Was spricht gegen ein Placebo?

Wenn man jemandem ein Placebo gibt, muss man ihn anlügen. Ich persönlich könnte das nicht mit einem ruhigen Gewissen tun.

Aber wenn der Arzt genauso dran glaubt wie der Patient?

Dann haben wir ein ganz anderes Problem: die Ignoranz gegenüber Beweisen. Betrachtet man alle fairen Studien, die je über Homöopathie gemacht wurden, dann findet man, dass homöopathische Zuckerpillen nicht besser wirken als normale Zuckerpillen. Das ist keine Überraschung, denn sie unterscheiden sich von normalen Zuckerpillen nur dadurch, dass sie nach dem Verpacken zehnmal energisch zum Beispiel gegen ein Lederkissen geschlagen werden.

Entgegen vielen schulmedizinischen Verfahren hat die Homöopathie zumindest keine Nebenwirkungen.

Zuckerpillen schädigen niemanden direkt. Aber es gibt viele Nebenwirkungen. Es ist sehr gefährlich, wenn man Ärzte dazu bringt, dass sie aus einer Krankheit einen Einzelfall machen und die wissenschaftlichen Belege ignorieren. Wenn man Homöopathen im Glauben belässt, dass ihre Pillen magische Kräfte haben, bekommt man schnell folgende Situation: Ein Patient kommt zum Arzt und sagt, er fahre in eine Region, in der Malaria vorkommt, er möchte aber keine Prophylaxe-Medikamente einnehmen – und der Arzt gibt ihm homöopathische Zuckerpillen! Es gab Fälle, in denen Patienten deshalb fast an Malaria gestorben wären. Dazu kann es nur kommen, wenn Homöopathen von ihren eigenen Ideen berauscht sind und es nicht mehr schaffen, das Wichtige zu erkennen. Es geht nicht nur um Pillen in der Medizin.

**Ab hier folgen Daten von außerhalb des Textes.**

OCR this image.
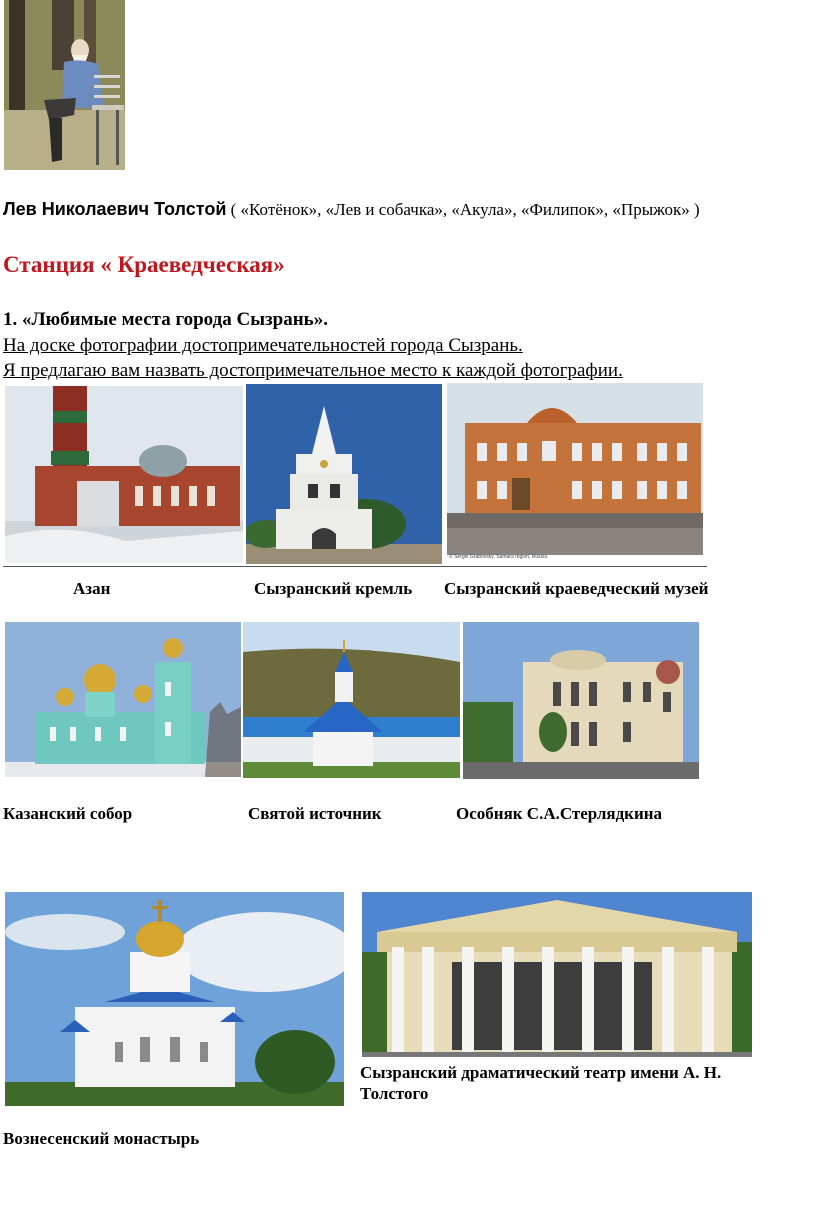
Лев Николаевич Толстой ( «Котёнок», «Лев и собачка», «Акула», «Филипок», «Прыжок» )
Станция « Краеведческая»
1. «Любимые места города Сызрань».
На доске фотографии достопримечательностей города Сызрань.
Я предлагаю вам назвать достопримечательное место к каждой фотографии.
© Sergei Grabovsky, Samara region, Russia
Азан	Сызранский кремль Сызранский краеведческий музей
Казанский собор	Святой источник	Особняк С.А.Стерлядкина
Сызранский драматический театр имени А. Н.
Толстого
Вознесенский монастырь
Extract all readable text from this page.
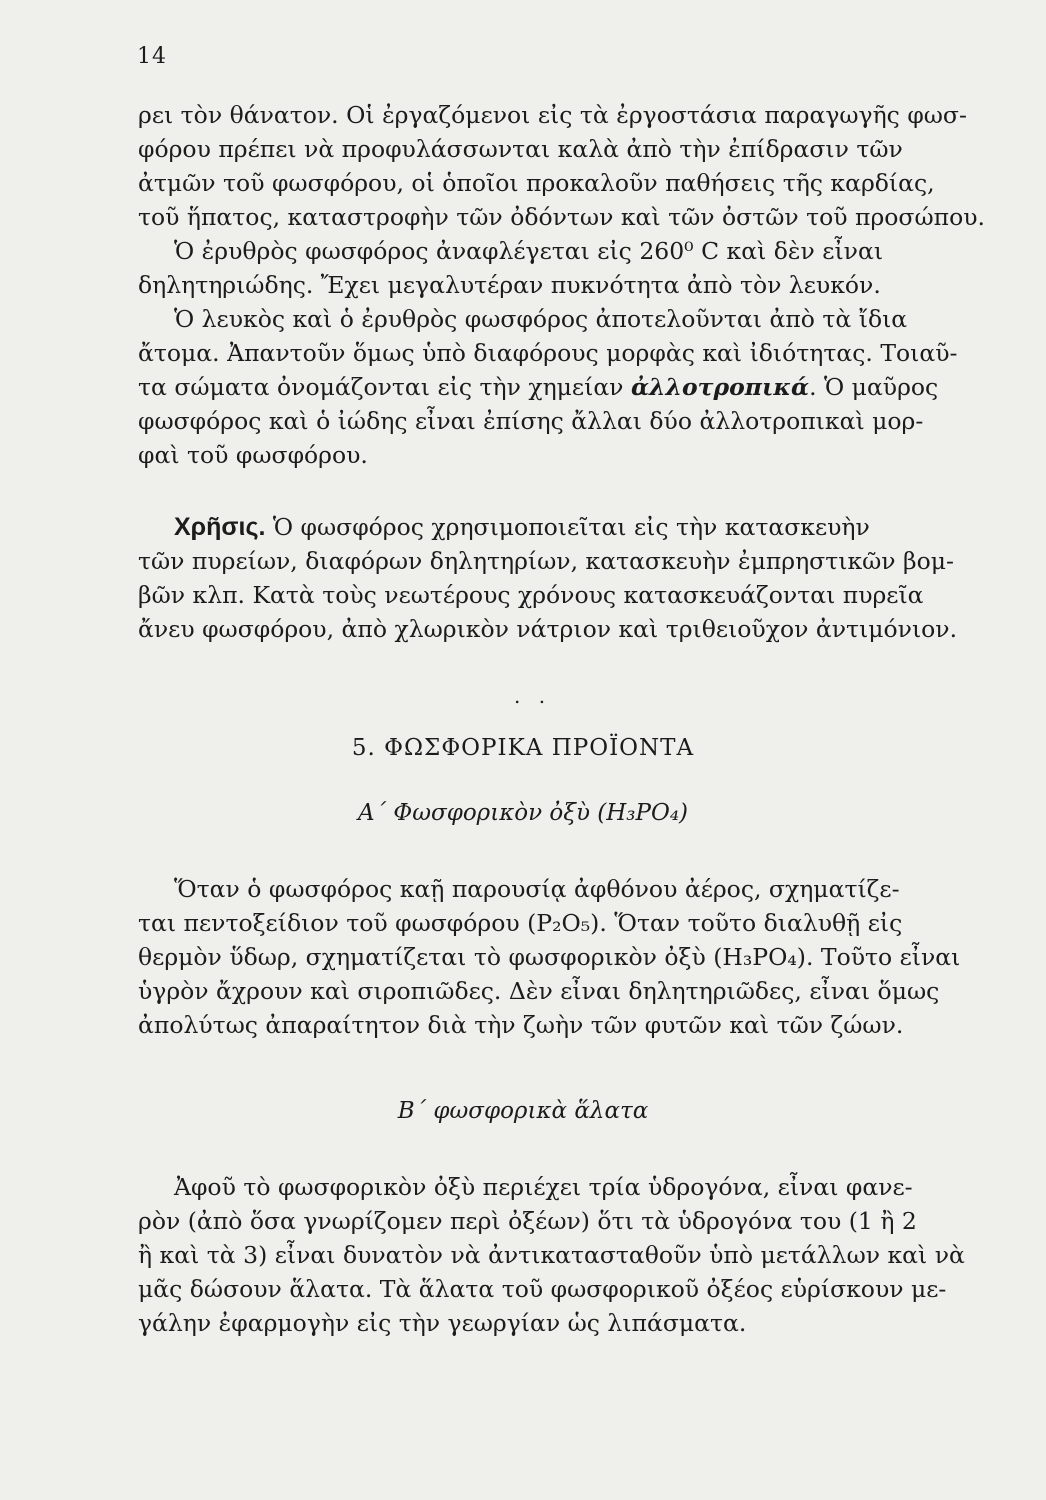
14

ρει τὸν θάνατον. Οἱ ἐργαζόμενοι εἰς τὰ ἐργοστάσια παραγωγῆς φωσ-
φόρου πρέπει νὰ προφυλάσσωνται καλὰ ἀπὸ τὴν ἐπίδρασιν τῶν
ἀτμῶν τοῦ φωσφόρου, οἱ ὁποῖοι προκαλοῦν παθήσεις τῆς καρδίας,
τοῦ ἥπατος, καταστροφὴν τῶν ὀδόντων καὶ τῶν ὀστῶν τοῦ προσώπου.

Ὁ ἐρυθρὸς φωσφόρος ἀναφλέγεται εἰς 260⁰ C καὶ δὲν εἶναι
δηλητηριώδης. Ἔχει μεγαλυτέραν πυκνότητα ἀπὸ τὸν λευκόν.

Ὁ λευκὸς καὶ ὁ ἐρυθρὸς φωσφόρος ἀποτελοῦνται ἀπὸ τὰ ἴδια
ἄτομα. Ἀπαντοῦν ὅμως ὑπὸ διαφόρους μορφὰς καὶ ἰδιότητας. Τοιαῦ-
τα σώματα ὀνομάζονται εἰς τὴν χημείαν ἀλλοτροπικά. Ὁ μαῦρος
φωσφόρος καὶ ὁ ἰώδης εἶναι ἐπίσης ἄλλαι δύο ἀλλοτροπικαὶ μορ-
φαὶ τοῦ φωσφόρου.

Χρῆσις. Ὁ φωσφόρος χρησιμοποιεῖται εἰς τὴν κατασκευὴν
τῶν πυρείων, διαφόρων δηλητηρίων, κατασκευὴν ἐμπρηστικῶν βομ-
βῶν κλπ. Κατὰ τοὺς νεωτέρους χρόνους κατασκευάζονται πυρεῖα
ἄνευ φωσφόρου, ἀπὸ χλωρικὸν νάτριον καὶ τριθειοῦχον ἀντιμόνιον.

. .
5. ΦΩΣΦΟΡΙΚΑ ΠΡΟΪΟΝΤΑ
Α΄ Φωσφορικὸν ὀξὺ (H₃PO₄)

Ὅταν ὁ φωσφόρος καῇ παρουσίᾳ ἀφθόνου ἀέρος, σχηματίζε-
ται πεντοξείδιον τοῦ φωσφόρου (P₂O₅). Ὅταν τοῦτο διαλυθῇ εἰς
θερμὸν ὕδωρ, σχηματίζεται τὸ φωσφορικὸν ὀξὺ (H₃PO₄). Τοῦτο εἶναι
ὑγρὸν ἄχρουν καὶ σιροπιῶδες. Δὲν εἶναι δηλητηριῶδες, εἶναι ὅμως
ἀπολύτως ἀπαραίτητον διὰ τὴν ζωὴν τῶν φυτῶν καὶ τῶν ζώων.

Β΄ φωσφορικὰ ἅλατα

Ἀφοῦ τὸ φωσφορικὸν ὀξὺ περιέχει τρία ὑδρογόνα, εἶναι φανε-
ρὸν (ἀπὸ ὅσα γνωρίζομεν περὶ ὀξέων) ὅτι τὰ ὑδρογόνα του (1 ἢ 2
ἢ καὶ τὰ 3) εἶναι δυνατὸν νὰ ἀντικατασταθοῦν ὑπὸ μετάλλων καὶ νὰ
μᾶς δώσουν ἅλατα. Τὰ ἅλατα τοῦ φωσφορικοῦ ὀξέος εὑρίσκουν με-
γάλην ἐφαρμογὴν εἰς τὴν γεωργίαν ὡς λιπάσματα.
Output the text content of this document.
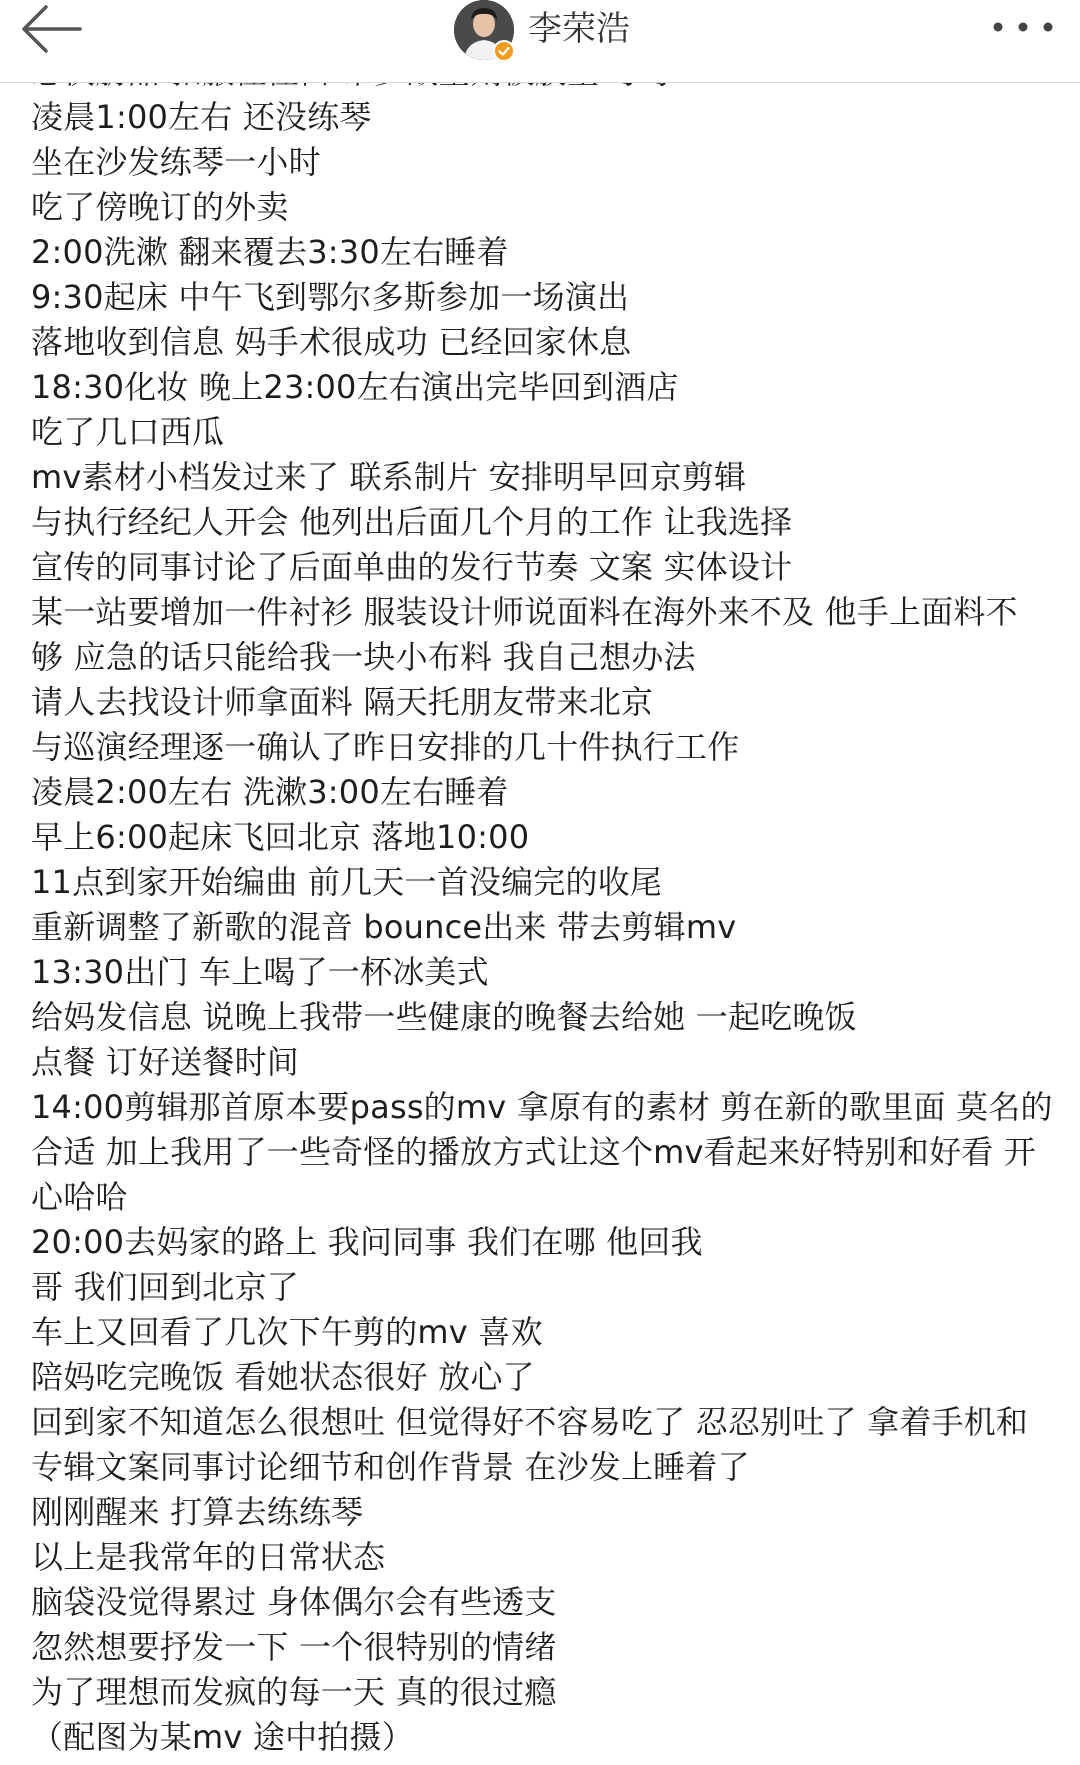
李荣浩
凌晨1:00左右 还没练琴
坐在沙发练琴一小时
吃了傍晚订的外卖
2:00洗漱 翻来覆去3:30左右睡着
9:30起床 中午飞到鄂尔多斯参加一场演出
落地收到信息 妈手术很成功 已经回家休息
18:30化妆 晚上23:00左右演出完毕回到酒店
吃了几口西瓜
mv素材小档发过来了 联系制片 安排明早回京剪辑
与执行经纪人开会 他列出后面几个月的工作 让我选择
宣传的同事讨论了后面单曲的发行节奏 文案 实体设计
某一站要增加一件衬衫 服装设计师说面料在海外来不及 他手上面料不
够 应急的话只能给我一块小布料 我自己想办法
请人去找设计师拿面料 隔天托朋友带来北京
与巡演经理逐一确认了昨日安排的几十件执行工作
凌晨2:00左右 洗漱3:00左右睡着
早上6:00起床飞回北京 落地10:00
11点到家开始编曲 前几天一首没编完的收尾
重新调整了新歌的混音 bounce出来 带去剪辑mv
13:30出门 车上喝了一杯冰美式
给妈发信息 说晚上我带一些健康的晚餐去给她 一起吃晚饭
点餐 订好送餐时间
14:00剪辑那首原本要pass的mv 拿原有的素材 剪在新的歌里面 莫名的
合适 加上我用了一些奇怪的播放方式让这个mv看起来好特别和好看 开
心哈哈
20:00去妈家的路上 我问同事 我们在哪 他回我
哥 我们回到北京了
车上又回看了几次下午剪的mv 喜欢
陪妈吃完晚饭 看她状态很好 放心了
回到家不知道怎么很想吐 但觉得好不容易吃了 忍忍别吐了 拿着手机和
专辑文案同事讨论细节和创作背景 在沙发上睡着了
刚刚醒来 打算去练练琴
以上是我常年的日常状态
脑袋没觉得累过 身体偶尔会有些透支
忽然想要抒发一下 一个很特别的情绪
为了理想而发疯的每一天 真的很过瘾
（配图为某mv 途中拍摄）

Warum nehmen wir so gerne Tabletten?

Es gibt einen sehr tief sitzenden Trieb bei Menschen, mechanische Lösungen für Probleme zu finden, die eher soziale, kulturelle, politische oder persönliche Gründe haben. In Grossbritannien wurden Kindern an Problemschulen Fischöl-Kapseln gegeben, damit sie sich besser benehmen und bessere Leistungen in der Schule erzielen. Und ich frage mich: Jesus, denkt ihr wirklich, das Problem von schlechtem Benehmen und schlechten Leistungen von Kindern kann man mit einer Pille lösen?

Eine solche Argumentation wird man aber nicht von Homöopathen hören.

Das ist ein krasses Beispiel, aber im Prinzip funktioniert Homöopathie doch genauso: Für jedes Zipperlein gibt es Pillen. Das ist eben viel einfacher, als nach den wahren Ursachen von Problemen zu suchen.

Die Alternativmediziner werfen der Pharmabranche vor, dass sie genau dieses Denken schürt: gegen jedes Unwohlsein ein Medikament.

Pharmaunternehmen machen einige furchtbare Dinge. Sie halten Beweise zurück, verstecken missliebige Daten, führen Ärzte in die Irre darüber, welche Therapien gut sind und welche nicht. Viele Menschen haben ein ungutes Gefühl angesichts der ungeheuren Macht der multinationalen Arzneimittelkonzerne. Daraus leitet sich folgende Argumentation ab: Die pharmazeutische Industrie ist böse, dagegen helfen homöopathische Pillen – und das ist absoluter Unsinn. Die Alternativmediziner haben die gleichen Methoden. Das ist das wahre Verbrechen dieser Quacksalber: Sie tun so, als ob sie Rebellen seien – und in Wirklichkeit sind sie Geschäftsleute, die versuchen, ihr Zeug zu verkaufen. Sie lenken uns ab von der viel wichtigeren Kritik an der Pharmaindustrie.